A Voice From the Gulf (i.e., an industry-savvy guy I’ve known for several years) wrote this morning to remind that most Academy voters tend to vote like abused, emotionally-needy children and that when push comes to shove the Best Picture contenders that offer emotional comfort-blanket assurance tend to win. I think a few of us may have pondered this one before but fine. I was going to post my response at the tail end but nobody will read that far so I’m posting it subsequently (i.e., see above). Here’s how Gulf Guy puts it:
“No offense to Sasha Stone, but your friend is out of her mind for thinking Boyhood is going to win Best Picture. Didn’t she watch your Huffpost interview with Brad and Anne? Anne thinks Birdman has it in the bag for Best Picture. They’re both nuts. Thank God Brad pointed out the obvious fact, which is that these are CRITICS CHOICES, not OSCAR CHOICES. By and large, Birdman, Boyhood, Foxcatcher, et al. are going to be Critics’ Choices and there’s nothing wrong with that, but critics awards don’t always correlate with the guilds and the Oscars.
“Look to the British biopics (The Theory of Everything, The Imitation Game) and possibly Unbroken (if I were to hazard a guess) for your Oscar winner. The Academy goes for Emotional Push Buttons (EPB), not Esoteric Think Pieces (ETP). There is the very rare exception and that one that comes to mind is the Coen brothers‘ No Country for Old Men, which falls into the Way Overdue Artist (WOA) category. But that’s rare.”

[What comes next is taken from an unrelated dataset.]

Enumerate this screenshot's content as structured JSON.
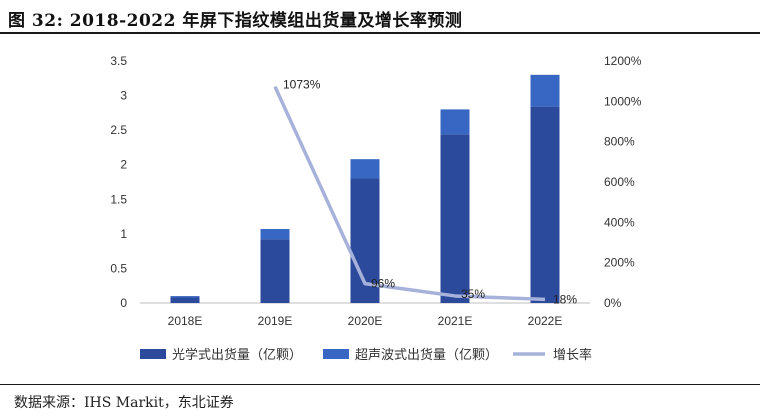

Quick Wells response: I hear this same EPB vs. ETP dynamic every year, and it profoundly nauseates and infuriates every time. For decades members of the Academy of Motion Picture Arts and Sciences have made themselves infamous for succumbing to soft, tepid emotional impulses in their voting for Oscar winners. The problem with the Academy can be boiled down to the ‘deadwood’ members — the over-the-hill crowd that doesn’t work that much (if at all) and whose tastes are conservative and smug and myopic. Again, from a piece I wrote on 10.31.13: “If the Academy wants to be part of the world as it is right now and have the Oscar winners reflect this, it has to reduce the influence of people whose professional peaks happened 15 or 20 or more years ago. These people will retain membership and all the priveleges that go with that, but their votes won’t count as much as those who are actively working and contributing to the films of today, or at least films made within the last five to ten years — simple.”